Sino-Stockholm Syndrome in the Mutual Fund Patch

John Smith manages a mutual fund called Golden Dragon China Opportunities and he is based in both Beijing and Shanghai.  He has a team of more than 30 analysts who regularly meet with companies in all of China’s provinces and the average amount of experience between John and his people is 20 years.  John’s been running the fund for more than 10 years and it has grown to more than $5 billion in AUM.

The John Smith above, a fictional representation of your typical China-focused mutual fund manager, would appear to be the most knowledgeable, credible person on the outlook for Chinese stocks imaginable.  On paper.  When the producers at Bloomberg or CNBC are putting together a China segment, he is the guy they call (he’s an expert!).  But in truth, he is the most dangerous, unreliable and biased person you could ever listen to on the topic – he is captured by his quarry, enamored with his subject matter and essentially a cooperative hostage by virtue of his own financial interests.

I’ve done battle with emerging markets and China fund managers on TV before. Unfortunately they are never able to admit that the picture is darkening and that maybe it’s not such a great time to invest in China.  Equally unfortunate is the fact that I am not able to say “Hey, this asshole’s job is to find something constructive to say no matter what, that’s what he gets paid for.”  In early 2011, I debated the China growth outlook with the head of commodities for Barclays Bank on CNBC, the gist of my bearish remarks on copper was that China was actively tightening to fight a real estate bubble.  The gist of his bullish case was that Barclays was launching a copper ETN and that I should know my place.  You know what’s happened since then.

Last fall I watched a China fund manager on stage at a Bloomberg event in NYC quietly sit through Gary Shilling’s thesis that China’s growth was slowing and was probably overstated anyway.  He went point-by-point through his bearish outlook, hitting on demographics, bureaucratic corruption, weather trends, global trade realities and on and on.  He used data, real-life experiences and specific examples to make his case.

And when he was finished, the China fund manager simply said, “Yes but of course this is just your opinion.  In my opinion, everything will be fine and in fact, a slowdown is good for the country, it is the pause that refreshes.”  Her response was data-free and amounted to “bad-news-is-good-news because I want it to be.”

And this is essentially what China fund managers have to do. They are captured and biased and conflicted and in many cases brainwashed anyway.

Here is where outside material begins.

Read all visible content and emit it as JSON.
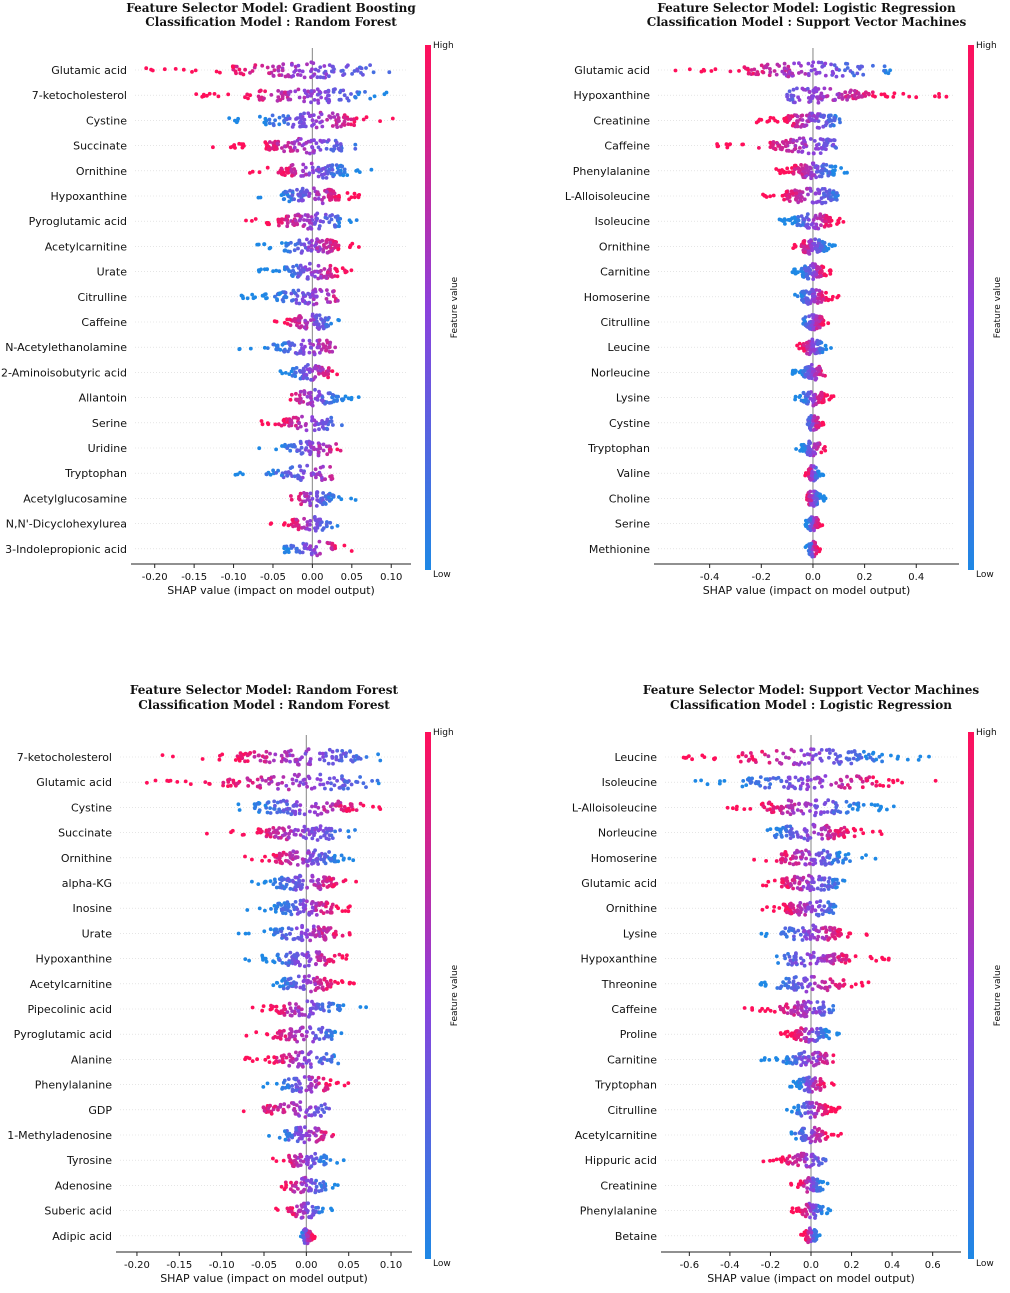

Here’s Mark Mobius of Templeton in the New York Times today stretching with all his might for a datapoint that makes the China story seem alive and well like it used to be in the mid-aughts:

Some still express confidence in the official statistics. Mark Mobius, the executive chairman of Templeton Emerging Markets Group, cited the reported electricity figures when he expressed skepticism that the Chinese economy had real difficulties. “I don’t think the economic activity is that bad — just look at the electricity production,” he said.

But an economist with ties to the agency said that officials had begun making inquiries after detecting signs that electricity numbers may have been overstated.

Don’t worry, should the electricity stats come under scrutiny, Mobius will begin citing port traffic in Zhejiang province or the amount of frozen yogurt sold at the New South China Mall.

Mobius is merely one example of many, they all do this kind of thing.  And I am picking on the China fund managers only because the collapse there has been so obvious to so many for a while.  But we can say the same for all sector or geographically-focused managers.  Imagine the gold miner fund analyst coming on TV and saying “just buy the metal because these companies suck at life and will continue to underperform.”  It would never happen.

Instead, the mantra is “find something to like and a reason to like it, even if only on a relative basis.”  When that’s the underlying investment philosophy, failure is not only likely, it is practically an acceptable outcome.

No wonder the fund business is dying.